S3 Remote (EDataset)¶
cfdb supports syncing datasets with S3-compatible object storage via EBooklet. The EDataset class extends Dataset with remote sync capabilities.
Installation¶
Opening an EDataset¶
import cfdb
from ebooklet import S3Connection
remote_conn = S3Connection(
endpoint_url='https://s3.example.com',
access_key_id='YOUR_KEY',
access_key='YOUR_SECRET',
bucket='my-bucket',
object_key='datasets/example.cfdb',
)
with cfdb.open_edataset(remote_conn, 'local_cache.cfdb', flag='r') as ds:
print(ds)
S3Connection¶
The remote_conn parameter accepts:
| Type | Description |
|---|---|
S3Connection |
Fully configured connection object |
str |
HTTP URL for the remote |
dict |
Parameters for S3Connection() |
Parameters¶
open_edataset() accepts the same parameters as open_dataset() plus:
| Parameter | Type | Description |
|---|---|---|
remote_conn |
S3Connection, str, or dict | Remote connection |
num_groups |
int or None | S3 object groups (required for flag='n') |
Reading Remote Data¶
When reading from an EDataset, chunks are loaded from S3 on demand.
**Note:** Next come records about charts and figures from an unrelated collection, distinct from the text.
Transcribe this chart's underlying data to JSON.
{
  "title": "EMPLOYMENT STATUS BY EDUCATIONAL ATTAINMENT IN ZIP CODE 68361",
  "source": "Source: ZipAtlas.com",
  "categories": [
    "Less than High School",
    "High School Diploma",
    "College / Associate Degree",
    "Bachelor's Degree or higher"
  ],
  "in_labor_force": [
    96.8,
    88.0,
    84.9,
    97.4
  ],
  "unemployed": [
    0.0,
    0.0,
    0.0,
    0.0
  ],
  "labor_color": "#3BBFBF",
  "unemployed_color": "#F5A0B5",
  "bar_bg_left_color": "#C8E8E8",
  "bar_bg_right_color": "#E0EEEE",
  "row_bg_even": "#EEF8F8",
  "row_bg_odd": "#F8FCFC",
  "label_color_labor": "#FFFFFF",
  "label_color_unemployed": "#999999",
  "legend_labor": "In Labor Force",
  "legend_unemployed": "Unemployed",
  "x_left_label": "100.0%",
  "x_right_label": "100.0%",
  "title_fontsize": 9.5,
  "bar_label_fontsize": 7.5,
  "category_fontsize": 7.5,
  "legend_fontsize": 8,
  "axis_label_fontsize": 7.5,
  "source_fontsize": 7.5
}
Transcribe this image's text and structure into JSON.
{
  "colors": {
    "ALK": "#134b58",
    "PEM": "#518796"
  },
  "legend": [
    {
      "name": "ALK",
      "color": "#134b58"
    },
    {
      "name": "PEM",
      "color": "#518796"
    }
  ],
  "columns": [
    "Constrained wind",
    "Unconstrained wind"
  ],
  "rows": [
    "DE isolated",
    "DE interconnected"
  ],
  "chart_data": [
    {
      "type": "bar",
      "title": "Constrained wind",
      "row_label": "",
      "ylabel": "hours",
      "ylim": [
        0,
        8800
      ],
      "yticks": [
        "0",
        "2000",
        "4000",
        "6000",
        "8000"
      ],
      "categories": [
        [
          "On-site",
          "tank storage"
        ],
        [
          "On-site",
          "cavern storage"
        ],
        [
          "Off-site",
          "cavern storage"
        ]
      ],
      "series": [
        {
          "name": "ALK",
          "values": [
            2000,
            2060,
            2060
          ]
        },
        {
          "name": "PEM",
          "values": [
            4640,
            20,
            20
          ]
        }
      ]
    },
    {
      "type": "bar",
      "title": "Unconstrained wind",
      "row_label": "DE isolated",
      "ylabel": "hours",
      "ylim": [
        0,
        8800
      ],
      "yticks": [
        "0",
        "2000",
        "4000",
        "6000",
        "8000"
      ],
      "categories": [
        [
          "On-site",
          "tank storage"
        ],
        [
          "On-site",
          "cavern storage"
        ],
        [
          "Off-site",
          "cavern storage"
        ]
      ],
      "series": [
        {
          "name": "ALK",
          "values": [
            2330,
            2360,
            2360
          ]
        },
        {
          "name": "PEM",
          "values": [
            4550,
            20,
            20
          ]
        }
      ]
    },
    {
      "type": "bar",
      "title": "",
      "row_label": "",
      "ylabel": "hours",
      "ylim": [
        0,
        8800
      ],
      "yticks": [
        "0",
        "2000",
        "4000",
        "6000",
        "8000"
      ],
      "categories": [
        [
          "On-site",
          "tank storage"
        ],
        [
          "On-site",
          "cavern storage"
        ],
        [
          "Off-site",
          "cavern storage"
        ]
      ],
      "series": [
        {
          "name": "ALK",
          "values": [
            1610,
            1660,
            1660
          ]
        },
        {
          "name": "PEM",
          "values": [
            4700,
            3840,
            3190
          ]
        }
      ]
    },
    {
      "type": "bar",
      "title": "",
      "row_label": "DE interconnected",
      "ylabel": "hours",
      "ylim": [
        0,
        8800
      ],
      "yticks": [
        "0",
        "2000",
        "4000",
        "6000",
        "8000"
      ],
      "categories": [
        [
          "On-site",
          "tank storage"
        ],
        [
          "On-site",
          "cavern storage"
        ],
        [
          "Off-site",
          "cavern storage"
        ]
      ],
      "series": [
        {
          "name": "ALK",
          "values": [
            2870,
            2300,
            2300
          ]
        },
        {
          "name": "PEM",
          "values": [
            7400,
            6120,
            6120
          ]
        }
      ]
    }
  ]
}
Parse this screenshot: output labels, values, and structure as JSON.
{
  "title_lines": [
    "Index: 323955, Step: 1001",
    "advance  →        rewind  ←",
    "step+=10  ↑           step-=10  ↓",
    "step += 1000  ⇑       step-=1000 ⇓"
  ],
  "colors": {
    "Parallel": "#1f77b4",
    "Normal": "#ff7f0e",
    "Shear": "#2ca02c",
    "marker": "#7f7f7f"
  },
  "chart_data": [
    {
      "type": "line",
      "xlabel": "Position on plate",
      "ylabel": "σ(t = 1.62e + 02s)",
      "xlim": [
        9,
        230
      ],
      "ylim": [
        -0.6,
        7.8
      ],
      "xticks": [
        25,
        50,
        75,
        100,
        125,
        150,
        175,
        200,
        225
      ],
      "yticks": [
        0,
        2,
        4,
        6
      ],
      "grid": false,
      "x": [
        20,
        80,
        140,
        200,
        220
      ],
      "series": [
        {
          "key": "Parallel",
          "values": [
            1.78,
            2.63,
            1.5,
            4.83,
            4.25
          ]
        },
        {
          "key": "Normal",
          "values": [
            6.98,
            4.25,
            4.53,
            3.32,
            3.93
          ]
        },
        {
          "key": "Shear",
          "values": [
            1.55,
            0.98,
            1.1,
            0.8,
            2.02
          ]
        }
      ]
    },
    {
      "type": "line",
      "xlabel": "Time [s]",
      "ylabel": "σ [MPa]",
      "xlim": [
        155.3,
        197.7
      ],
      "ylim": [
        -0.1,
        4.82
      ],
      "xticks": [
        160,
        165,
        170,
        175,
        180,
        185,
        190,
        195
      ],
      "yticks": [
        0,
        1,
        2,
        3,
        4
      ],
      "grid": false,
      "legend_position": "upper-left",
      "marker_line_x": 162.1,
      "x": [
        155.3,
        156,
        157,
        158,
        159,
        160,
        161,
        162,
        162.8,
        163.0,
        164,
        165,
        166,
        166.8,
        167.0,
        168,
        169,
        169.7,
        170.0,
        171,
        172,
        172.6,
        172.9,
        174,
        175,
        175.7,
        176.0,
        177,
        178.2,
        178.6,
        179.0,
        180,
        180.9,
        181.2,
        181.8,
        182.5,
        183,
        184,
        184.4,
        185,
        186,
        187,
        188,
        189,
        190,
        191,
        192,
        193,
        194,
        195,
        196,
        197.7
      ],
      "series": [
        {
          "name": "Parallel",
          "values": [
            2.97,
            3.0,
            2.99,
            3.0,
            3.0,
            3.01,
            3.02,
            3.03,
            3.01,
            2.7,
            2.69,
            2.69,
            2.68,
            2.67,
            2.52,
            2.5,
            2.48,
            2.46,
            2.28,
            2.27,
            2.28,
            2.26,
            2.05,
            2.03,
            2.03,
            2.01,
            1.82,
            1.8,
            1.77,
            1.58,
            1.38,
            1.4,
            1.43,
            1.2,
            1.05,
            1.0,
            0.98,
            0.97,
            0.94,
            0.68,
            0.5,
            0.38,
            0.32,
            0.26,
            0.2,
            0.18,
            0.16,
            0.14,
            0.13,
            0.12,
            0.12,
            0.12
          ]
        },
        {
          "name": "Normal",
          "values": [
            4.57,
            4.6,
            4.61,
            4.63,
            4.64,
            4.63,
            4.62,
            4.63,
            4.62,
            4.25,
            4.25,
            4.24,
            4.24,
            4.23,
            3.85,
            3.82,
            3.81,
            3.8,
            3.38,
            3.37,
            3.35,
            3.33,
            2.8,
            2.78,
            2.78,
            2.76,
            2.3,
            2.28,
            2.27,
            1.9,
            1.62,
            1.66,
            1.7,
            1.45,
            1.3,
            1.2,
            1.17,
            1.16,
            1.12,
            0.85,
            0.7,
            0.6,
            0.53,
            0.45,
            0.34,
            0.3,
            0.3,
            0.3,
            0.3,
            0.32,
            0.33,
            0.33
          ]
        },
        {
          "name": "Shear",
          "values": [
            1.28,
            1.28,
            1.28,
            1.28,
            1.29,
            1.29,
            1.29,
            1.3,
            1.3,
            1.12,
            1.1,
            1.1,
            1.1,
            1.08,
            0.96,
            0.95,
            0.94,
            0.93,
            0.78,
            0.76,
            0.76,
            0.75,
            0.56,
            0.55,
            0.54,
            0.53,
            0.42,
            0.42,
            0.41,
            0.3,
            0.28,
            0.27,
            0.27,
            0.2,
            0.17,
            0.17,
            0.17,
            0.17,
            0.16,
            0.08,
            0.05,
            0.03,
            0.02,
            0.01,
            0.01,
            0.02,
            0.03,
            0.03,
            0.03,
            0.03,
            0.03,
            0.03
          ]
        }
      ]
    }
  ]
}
Use load() on a variable to pre-fetch chunks:
with cfdb.open_edataset(remote_conn, 'local.cfdb') as ds:
temp = ds['temperature']
temp.load() # fetch all chunks from S3
for slices, data in temp.iter_chunks():
print(data.shape)
Selections also trigger loading only the required chunks:
with cfdb.open_edataset(remote_conn, 'local.cfdb') as ds:
temp = ds['temperature']
subset = temp[0:10, :]
subset.load() # loads only the chunks needed
Writing and Syncing¶
Write data locally, then changes are synced on close:
with cfdb.open_edataset(remote_conn, 'local.cfdb', flag='w') as ds:
ds['temperature'][0:10, :] = new_data
Tracking Changes¶
Check what has changed during the current session:
with cfdb.open_edataset(remote_conn, 'local.cfdb', flag='w') as ds:
ds['temperature'][0, 0] = 42.0
changes = ds.changes()
print(changes)
Remote Management¶
Delete Remote¶
Remove the remote dataset while keeping the local file:
Copy Remote¶
Copy the entire remote dataset to another S3 location:
new_remote = S3Connection(
endpoint_url='https://s3.example.com',
access_key_id='YOUR_KEY',
access_key='YOUR_SECRET',
bucket='backup-bucket',
object_key='datasets/copy.cfdb',
)
with cfdb.open_edataset(remote_conn, 'local.cfdb') as ds:
ds.copy_remote(new_remote)
Thread and Multiprocess Safety¶
EDataset inherits the same safety properties as Dataset — thread locks for concurrent reads/writes and file locks for multiprocessing. The S3 remote uses object locking for consistency.